And here I thought TiVo was all about being able to skip over the commercials.
According to a new study by TiVo Research, a subsidiary of the DVR folks, TV commercials still do a very good job of driving sales in spite of the lengths some people go to avoid them. The study found that companies cutting their TV advertising budgets for consumer packaged goods (CPG) brands tend to see significant declines in sales. It analyzed 15 CPG brands that cut their TV budgets over a period from 2013-14 and found that 11 of them experienced decreased sales.

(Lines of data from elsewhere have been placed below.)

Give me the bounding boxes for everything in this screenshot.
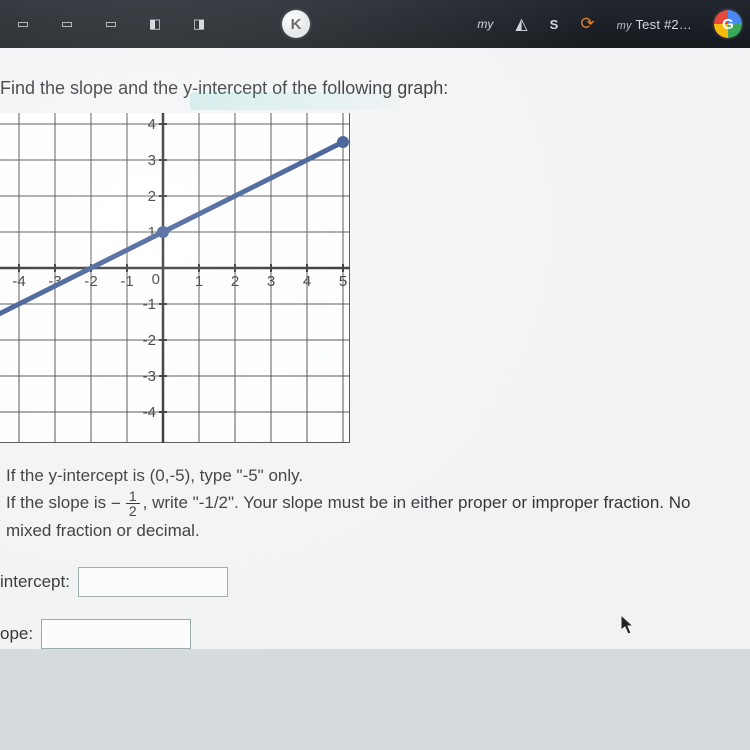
svg-text:1: 1 — [195, 273, 203, 290]
app-icon-2[interactable]: ▭ — [52, 16, 82, 32]
intercept-input[interactable] — [78, 567, 228, 597]
svg-text:3: 3 — [267, 273, 275, 290]
intercept-label: intercept: — [0, 572, 70, 592]
svg-text:-4: -4 — [12, 273, 25, 290]
app-icon-3[interactable]: ▭ — [96, 16, 126, 32]
svg-text:3: 3 — [148, 152, 156, 169]
svg-text:-2: -2 — [143, 332, 156, 349]
svg-text:-4: -4 — [143, 404, 156, 421]
k-badge-icon[interactable]: K — [282, 10, 310, 38]
question-prompt: Find the slope and the y-intercept of th… — [0, 78, 750, 99]
tab-title[interactable]: my Test #2… — [617, 17, 692, 32]
slope-label: ope: — [0, 624, 33, 644]
graph-svg: -4-3-2-10123454321-1-2-3-4-5 — [0, 113, 350, 443]
svg-text:5: 5 — [339, 273, 347, 290]
app-icon-4[interactable]: ◧ — [140, 16, 170, 32]
slope-row: ope: — [0, 619, 750, 649]
g-badge-icon[interactable]: G — [714, 10, 742, 38]
answer-instructions: If the y-intercept is (0,-5), type "-5" … — [6, 463, 736, 545]
graph: -4-3-2-10123454321-1-2-3-4-5 — [0, 113, 350, 443]
s-badge[interactable]: S — [550, 17, 559, 32]
taskbar: ▭ ▭ ▭ ◧ ◨ K my ◭ S ⟳ my Test #2… G — [0, 0, 750, 48]
svg-text:-1: -1 — [143, 296, 156, 313]
page-content: Find the slope and the y-intercept of th… — [0, 48, 750, 649]
hint-line-1: If the y-intercept is (0,-5), type "-5" … — [6, 463, 736, 489]
app-icon-1[interactable]: ▭ — [8, 16, 38, 32]
svg-text:2: 2 — [148, 188, 156, 205]
hint-line-3: mixed fraction or decimal. — [6, 518, 736, 544]
svg-text:4: 4 — [303, 273, 311, 290]
my-label: my — [477, 17, 493, 31]
svg-text:0: 0 — [152, 271, 160, 288]
hint-line-2: If the slope is −12, write "-1/2". Your … — [6, 489, 736, 518]
svg-text:-5: -5 — [143, 440, 156, 443]
svg-text:-2: -2 — [84, 273, 97, 290]
mouse-cursor-icon — [620, 614, 636, 636]
svg-text:4: 4 — [148, 116, 156, 133]
intercept-row: intercept: — [0, 567, 750, 597]
drive-icon[interactable]: ◭ — [515, 14, 527, 34]
app-icon-5[interactable]: ◨ — [184, 16, 214, 32]
slope-input[interactable] — [41, 619, 191, 649]
refresh-icon[interactable]: ⟳ — [580, 14, 594, 34]
svg-text:2: 2 — [231, 273, 239, 290]
svg-text:-3: -3 — [143, 368, 156, 385]
svg-text:-1: -1 — [120, 273, 133, 290]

“Sales returns dropped by a combined $94 million when TV spend was cut year-over-year. This accounted for 69 percent of the 2013 incremental sales attributed to TV advertising. In 2014, the average on-air brand was reaching only 25 percent of its purchasers in an average week , leaving 75 percent open to competition,” according to a press release from TiVo Research and 84.51°, a consulting firm that participated in the research. The study also found that for every dollar reduced in the TV advertising budget, CPG brands lost three times as much in sales.
“In today’s multiscreen content universe, consumer brands are reallocating advertising dollars to digital spend, however, our research found that TV advertising is more effective than ever. This study confirms a direct link between TV advertising spend and ROI for brand advertisers,” said Betsy Rella, VP, Research for TiVo Research.